On 05/24/2012 09:55 PM, Akemi Yagi wrote:
On Thu, May 24, 2012 at 2:44 AM, zxq9<[email protected]> wrote:A digression about the driver on SL6: The annoying thing is that every time you update your kernel you'll need to rebuild the drivers against the new kernel headers. The awesome part is that the driver building process is mostly automated for you, AMD has lately done a very nice job of maintaining its driver set for Linux, games, CAD, and anything else graphical you want to do really fly on an A8, and all this is free (both types of "free" -- AMD opensourced its Linux drivers, so the Catalyst package is no longer "evil", or at least not as evil as it once was). I wrote a procedure for the E350 (with some background) that should work fine on your A8 on the SL forums here: http://scientificlinuxforum.org/index.php?showtopic=415&view=findpost&p=7102 Procedural notes for SL6 have also been added to the AMD driver wiki here: http://wiki.cchtml.com/index.php/Scientific_Linux#Scientific_Linux_6x The AMD release page is here: http://support.amd.com/us/gpudownload/linux/Pages/radeon_linux.aspx (if not you can select your type from http://support.amd.com ) Hope the explanation didn't confuse, and that the driver links are helpful.... Or head for elrepo.org and install kmod-fglrx : http://elrepo.org/tiki/kmod-fglrx It survives kernel updates transparently, so there is no need to rebuild/install each time you update the kernel. Also, 'yum update' will update the version of the ATI driver when a new version of the driver becomes available.
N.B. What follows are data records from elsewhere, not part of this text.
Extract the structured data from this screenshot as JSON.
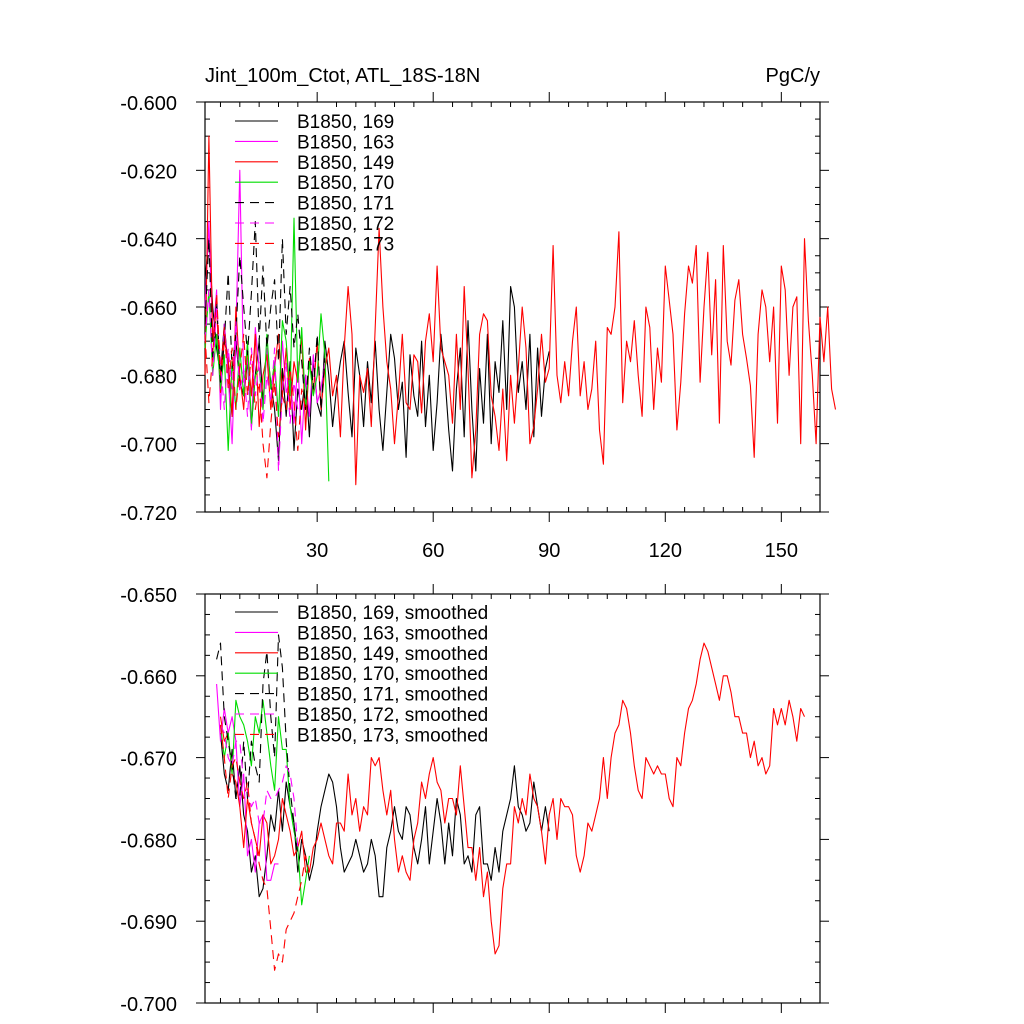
{
  "colors": {
    "169": "#000000",
    "163": "#ff00ff",
    "149": "#ff0000",
    "170": "#00dd00",
    "171": "#000000",
    "172": "#ff00ff",
    "173": "#ff0000"
  },
  "chart_data": [
    {
      "type": "line",
      "title": "Jint_100m_Ctot, ATL_18S-18N",
      "units": "PgC/y",
      "xlim": [
        1,
        160
      ],
      "ylim": [
        -0.72,
        -0.6
      ],
      "x_ticks": [
        30,
        60,
        90,
        120,
        150
      ],
      "y_ticks": [
        -0.72,
        -0.7,
        -0.68,
        -0.66,
        -0.64,
        -0.62,
        -0.6
      ],
      "y_tick_labels": [
        "-0.720",
        "-0.700",
        "-0.680",
        "-0.660",
        "-0.640",
        "-0.620",
        "-0.600"
      ],
      "legend_position": "top-left",
      "series": [
        {
          "name": "B1850, 169",
          "key": "169",
          "dash": false,
          "x0": 1,
          "values": [
            -0.652,
            -0.64,
            -0.66,
            -0.672,
            -0.68,
            -0.665,
            -0.678,
            -0.692,
            -0.67,
            -0.682,
            -0.686,
            -0.676,
            -0.695,
            -0.68,
            -0.67,
            -0.688,
            -0.672,
            -0.682,
            -0.69,
            -0.705,
            -0.678,
            -0.692,
            -0.676,
            -0.702,
            -0.684,
            -0.69,
            -0.68,
            -0.698,
            -0.675,
            -0.688,
            -0.692,
            -0.67,
            -0.68,
            -0.695,
            -0.684,
            -0.676,
            -0.67,
            -0.685,
            -0.698,
            -0.672,
            -0.68,
            -0.695,
            -0.676,
            -0.688,
            -0.67,
            -0.69,
            -0.702,
            -0.685,
            -0.668,
            -0.675,
            -0.69,
            -0.682,
            -0.704,
            -0.674,
            -0.686,
            -0.692,
            -0.67,
            -0.695,
            -0.68,
            -0.702,
            -0.688,
            -0.668,
            -0.68,
            -0.696,
            -0.708,
            -0.684,
            -0.672,
            -0.698,
            -0.664,
            -0.69,
            -0.708,
            -0.678,
            -0.694,
            -0.668,
            -0.7,
            -0.676,
            -0.685,
            -0.664,
            -0.69,
            -0.654,
            -0.66,
            -0.685,
            -0.676,
            -0.69,
            -0.668,
            -0.698,
            -0.672,
            -0.692,
            -0.678,
            -0.673
          ]
        },
        {
          "name": "B1850, 163",
          "key": "163",
          "dash": false,
          "x0": 1,
          "values": [
            -0.66,
            -0.635,
            -0.67,
            -0.655,
            -0.69,
            -0.665,
            -0.68,
            -0.7,
            -0.668,
            -0.62,
            -0.682,
            -0.675,
            -0.696,
            -0.666,
            -0.678,
            -0.69,
            -0.672,
            -0.684,
            -0.678,
            -0.692,
            -0.67,
            -0.685,
            -0.681,
            -0.694,
            -0.676,
            -0.7,
            -0.68,
            -0.692,
            -0.674,
            -0.688,
            -0.684,
            -0.676
          ]
        },
        {
          "name": "B1850, 149",
          "key": "149",
          "dash": false,
          "x0": 1,
          "values": [
            -0.68,
            -0.61,
            -0.67,
            -0.66,
            -0.685,
            -0.67,
            -0.675,
            -0.692,
            -0.66,
            -0.68,
            -0.69,
            -0.672,
            -0.686,
            -0.668,
            -0.695,
            -0.68,
            -0.674,
            -0.69,
            -0.678,
            -0.668,
            -0.686,
            -0.672,
            -0.69,
            -0.676,
            -0.682,
            -0.668,
            -0.696,
            -0.675,
            -0.685,
            -0.67,
            -0.69,
            -0.678,
            -0.672,
            -0.686,
            -0.68,
            -0.698,
            -0.672,
            -0.654,
            -0.668,
            -0.712,
            -0.68,
            -0.685,
            -0.678,
            -0.695,
            -0.666,
            -0.637,
            -0.66,
            -0.676,
            -0.684,
            -0.7,
            -0.686,
            -0.668,
            -0.688,
            -0.69,
            -0.674,
            -0.676,
            -0.691,
            -0.67,
            -0.662,
            -0.676,
            -0.648,
            -0.672,
            -0.676,
            -0.68,
            -0.694,
            -0.668,
            -0.69,
            -0.654,
            -0.678,
            -0.71,
            -0.696,
            -0.668,
            -0.662,
            -0.664,
            -0.686,
            -0.692,
            -0.702,
            -0.684,
            -0.705,
            -0.68,
            -0.694,
            -0.678,
            -0.66,
            -0.672,
            -0.7,
            -0.695,
            -0.684,
            -0.668,
            -0.682,
            -0.678,
            -0.642,
            -0.68,
            -0.688,
            -0.676,
            -0.686,
            -0.67,
            -0.66,
            -0.686,
            -0.676,
            -0.69,
            -0.684,
            -0.67,
            -0.696,
            -0.706,
            -0.666,
            -0.668,
            -0.66,
            -0.638,
            -0.688,
            -0.67,
            -0.676,
            -0.664,
            -0.68,
            -0.692,
            -0.66,
            -0.666,
            -0.69,
            -0.672,
            -0.682,
            -0.648,
            -0.658,
            -0.668,
            -0.696,
            -0.682,
            -0.662,
            -0.648,
            -0.653,
            -0.642,
            -0.682,
            -0.66,
            -0.644,
            -0.674,
            -0.652,
            -0.694,
            -0.642,
            -0.67,
            -0.677,
            -0.658,
            -0.652,
            -0.668,
            -0.675,
            -0.683,
            -0.704,
            -0.668,
            -0.655,
            -0.66,
            -0.676,
            -0.66,
            -0.694,
            -0.648,
            -0.655,
            -0.68,
            -0.66,
            -0.657,
            -0.7,
            -0.64,
            -0.664,
            -0.68,
            -0.7,
            -0.663,
            -0.676,
            -0.66,
            -0.684,
            -0.69
          ]
        },
        {
          "name": "B1850, 170",
          "key": "170",
          "dash": false,
          "x0": 1,
          "values": [
            -0.672,
            -0.655,
            -0.68,
            -0.668,
            -0.684,
            -0.674,
            -0.702,
            -0.676,
            -0.69,
            -0.672,
            -0.686,
            -0.67,
            -0.694,
            -0.68,
            -0.678,
            -0.69,
            -0.668,
            -0.684,
            -0.676,
            -0.692,
            -0.664,
            -0.67,
            -0.686,
            -0.634,
            -0.682,
            -0.666,
            -0.69,
            -0.676,
            -0.686,
            -0.68,
            -0.662,
            -0.674,
            -0.711
          ]
        },
        {
          "name": "B1850, 171",
          "key": "171",
          "dash": true,
          "x0": 1,
          "values": [
            -0.665,
            -0.64,
            -0.676,
            -0.658,
            -0.682,
            -0.67,
            -0.65,
            -0.678,
            -0.668,
            -0.645,
            -0.66,
            -0.674,
            -0.656,
            -0.635,
            -0.67,
            -0.648,
            -0.672,
            -0.66,
            -0.652,
            -0.676,
            -0.64,
            -0.668,
            -0.654,
            -0.672,
            -0.662,
            -0.676,
            -0.69,
            -0.672,
            -0.684,
            -0.668,
            -0.69,
            -0.675
          ]
        },
        {
          "name": "B1850, 172",
          "key": "172",
          "dash": true,
          "x0": 1,
          "values": [
            -0.67,
            -0.655,
            -0.68,
            -0.66,
            -0.676,
            -0.69,
            -0.672,
            -0.684,
            -0.664,
            -0.685,
            -0.678,
            -0.692,
            -0.672,
            -0.686,
            -0.676,
            -0.694,
            -0.68,
            -0.688,
            -0.672,
            -0.708,
            -0.684,
            -0.676,
            -0.694,
            -0.682,
            -0.69
          ]
        },
        {
          "name": "B1850, 173",
          "key": "173",
          "dash": true,
          "x0": 1,
          "values": [
            -0.668,
            -0.688,
            -0.674,
            -0.656,
            -0.68,
            -0.666,
            -0.684,
            -0.672,
            -0.69,
            -0.678,
            -0.668,
            -0.686,
            -0.674,
            -0.69,
            -0.682,
            -0.7,
            -0.71,
            -0.694,
            -0.682,
            -0.698,
            -0.686,
            -0.69,
            -0.678,
            -0.688,
            -0.702,
            -0.684,
            -0.69
          ]
        }
      ]
    },
    {
      "type": "line",
      "xlim": [
        1,
        160
      ],
      "ylim": [
        -0.7,
        -0.65
      ],
      "x_ticks": [
        30,
        60,
        90,
        120,
        150
      ],
      "y_ticks": [
        -0.7,
        -0.69,
        -0.68,
        -0.67,
        -0.66,
        -0.65
      ],
      "y_tick_labels": [
        "-0.700",
        "-0.690",
        "-0.680",
        "-0.670",
        "-0.660",
        "-0.650"
      ],
      "legend_position": "top-left",
      "series": [
        {
          "name": "B1850, 169, smoothed",
          "key": "169",
          "dash": false,
          "x0": 5,
          "values": [
            -0.667,
            -0.672,
            -0.674,
            -0.669,
            -0.675,
            -0.671,
            -0.677,
            -0.679,
            -0.684,
            -0.682,
            -0.687,
            -0.686,
            -0.682,
            -0.677,
            -0.679,
            -0.674,
            -0.679,
            -0.673,
            -0.676,
            -0.678,
            -0.684,
            -0.68,
            -0.682,
            -0.685,
            -0.683,
            -0.679,
            -0.676,
            -0.674,
            -0.672,
            -0.673,
            -0.676,
            -0.681,
            -0.684,
            -0.683,
            -0.682,
            -0.68,
            -0.682,
            -0.684,
            -0.683,
            -0.68,
            -0.682,
            -0.687,
            -0.687,
            -0.681,
            -0.679,
            -0.676,
            -0.679,
            -0.68,
            -0.676,
            -0.677,
            -0.681,
            -0.683,
            -0.68,
            -0.676,
            -0.683,
            -0.679,
            -0.675,
            -0.678,
            -0.683,
            -0.678,
            -0.682,
            -0.675,
            -0.677,
            -0.683,
            -0.682,
            -0.684,
            -0.677,
            -0.676,
            -0.683,
            -0.683,
            -0.685,
            -0.681,
            -0.684,
            -0.679,
            -0.677,
            -0.675,
            -0.671,
            -0.676,
            -0.677,
            -0.679,
            -0.678,
            -0.673,
            -0.676,
            -0.679,
            -0.676,
            -0.679
          ]
        },
        {
          "name": "B1850, 163, smoothed",
          "key": "163",
          "dash": false,
          "x0": 4,
          "values": [
            -0.661,
            -0.668,
            -0.664,
            -0.667,
            -0.665,
            -0.668,
            -0.676,
            -0.672,
            -0.682,
            -0.68,
            -0.684,
            -0.678,
            -0.677,
            -0.685,
            -0.685,
            -0.683,
            -0.683
          ]
        },
        {
          "name": "B1850, 149, smoothed",
          "key": "149",
          "dash": false,
          "x0": 5,
          "values": [
            -0.665,
            -0.668,
            -0.667,
            -0.672,
            -0.673,
            -0.676,
            -0.681,
            -0.675,
            -0.678,
            -0.68,
            -0.682,
            -0.677,
            -0.678,
            -0.683,
            -0.682,
            -0.68,
            -0.675,
            -0.677,
            -0.679,
            -0.682,
            -0.681,
            -0.679,
            -0.684,
            -0.684,
            -0.681,
            -0.68,
            -0.678,
            -0.68,
            -0.682,
            -0.683,
            -0.678,
            -0.678,
            -0.679,
            -0.672,
            -0.677,
            -0.675,
            -0.679,
            -0.676,
            -0.677,
            -0.67,
            -0.671,
            -0.67,
            -0.674,
            -0.677,
            -0.674,
            -0.68,
            -0.684,
            -0.682,
            -0.684,
            -0.685,
            -0.68,
            -0.678,
            -0.673,
            -0.675,
            -0.672,
            -0.67,
            -0.673,
            -0.674,
            -0.678,
            -0.675,
            -0.675,
            -0.677,
            -0.671,
            -0.676,
            -0.681,
            -0.681,
            -0.685,
            -0.681,
            -0.687,
            -0.684,
            -0.69,
            -0.694,
            -0.693,
            -0.686,
            -0.683,
            -0.683,
            -0.676,
            -0.678,
            -0.675,
            -0.677,
            -0.672,
            -0.675,
            -0.676,
            -0.679,
            -0.683,
            -0.677,
            -0.675,
            -0.68,
            -0.675,
            -0.676,
            -0.676,
            -0.677,
            -0.682,
            -0.684,
            -0.682,
            -0.678,
            -0.679,
            -0.677,
            -0.675,
            -0.67,
            -0.675,
            -0.67,
            -0.667,
            -0.666,
            -0.663,
            -0.664,
            -0.667,
            -0.671,
            -0.674,
            -0.675,
            -0.67,
            -0.671,
            -0.672,
            -0.671,
            -0.672,
            -0.672,
            -0.675,
            -0.676,
            -0.67,
            -0.671,
            -0.667,
            -0.664,
            -0.663,
            -0.661,
            -0.658,
            -0.656,
            -0.657,
            -0.659,
            -0.661,
            -0.663,
            -0.66,
            -0.66,
            -0.662,
            -0.665,
            -0.665,
            -0.667,
            -0.667,
            -0.67,
            -0.668,
            -0.671,
            -0.67,
            -0.672,
            -0.671,
            -0.664,
            -0.666,
            -0.664,
            -0.666,
            -0.663,
            -0.665,
            -0.668,
            -0.664,
            -0.665
          ]
        },
        {
          "name": "B1850, 170, smoothed",
          "key": "170",
          "dash": false,
          "x0": 5,
          "values": [
            -0.666,
            -0.67,
            -0.667,
            -0.672,
            -0.663,
            -0.665,
            -0.666,
            -0.668,
            -0.671,
            -0.665,
            -0.667,
            -0.663,
            -0.667,
            -0.671,
            -0.674,
            -0.665,
            -0.669,
            -0.669,
            -0.676,
            -0.679,
            -0.681,
            -0.688,
            -0.685,
            -0.682
          ]
        },
        {
          "name": "B1850, 171, smoothed",
          "key": "171",
          "dash": true,
          "x0": 4,
          "values": [
            -0.658,
            -0.656,
            -0.665,
            -0.668,
            -0.671,
            -0.675,
            -0.675,
            -0.668,
            -0.675,
            -0.668,
            -0.671,
            -0.673,
            -0.661,
            -0.657,
            -0.665,
            -0.67,
            -0.655,
            -0.659,
            -0.668,
            -0.674,
            -0.678,
            -0.682
          ]
        },
        {
          "name": "B1850, 172, smoothed",
          "key": "172",
          "dash": true,
          "x0": 5,
          "values": [
            -0.666,
            -0.667,
            -0.67,
            -0.671,
            -0.668,
            -0.668,
            -0.673,
            -0.674,
            -0.676,
            -0.675,
            -0.678,
            -0.678,
            -0.674,
            -0.675,
            -0.675,
            -0.674,
            -0.673,
            -0.671,
            -0.672,
            -0.675,
            -0.681
          ]
        },
        {
          "name": "B1850, 173, smoothed",
          "key": "173",
          "dash": true,
          "x0": 5,
          "values": [
            -0.666,
            -0.67,
            -0.675,
            -0.671,
            -0.67,
            -0.673,
            -0.675,
            -0.673,
            -0.678,
            -0.68,
            -0.683,
            -0.685,
            -0.686,
            -0.691,
            -0.696,
            -0.694,
            -0.695,
            -0.691,
            -0.69,
            -0.689,
            -0.687,
            -0.685,
            -0.682,
            -0.684
          ]
        }
      ]
    }
  ]
}
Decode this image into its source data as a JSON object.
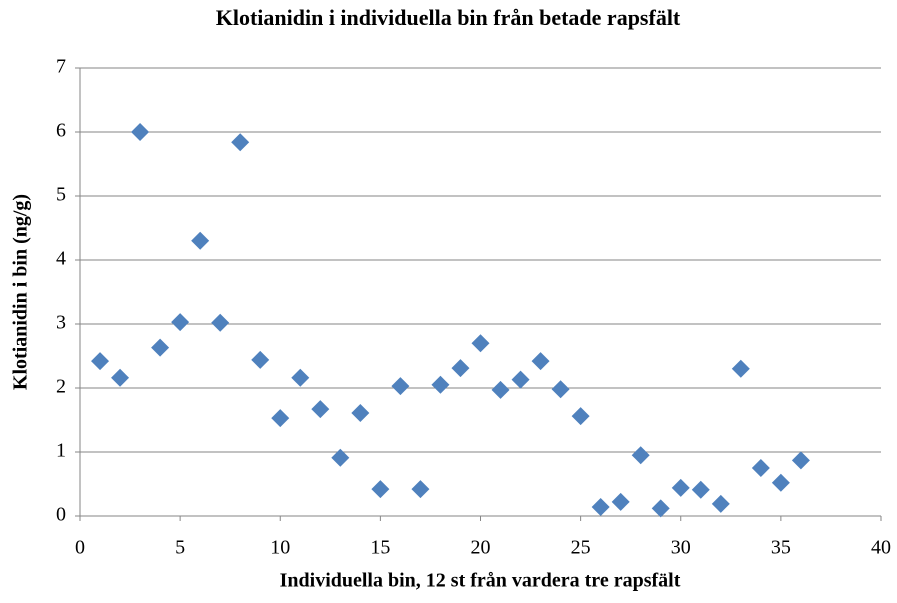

Basically, it a 'install once and forget forever' type operation. :-) In Scientific Linux 6, setting up ELRepo is as easy as: yum install elrepo-release Akemi
A note on this... in our experience there is a slight performance difference between the generically built ELRepo driver package and ones built directly against your kernel header on your hardware.
In the case of an A-series processor this probably won't be noticable unless you are an extremely demanding gamer, but on lighter systems like the E-series APUs using them as 3D CAD stations or enabling the desktop eye candy is just a touch annoying without letting the GPU pull out all its tricks.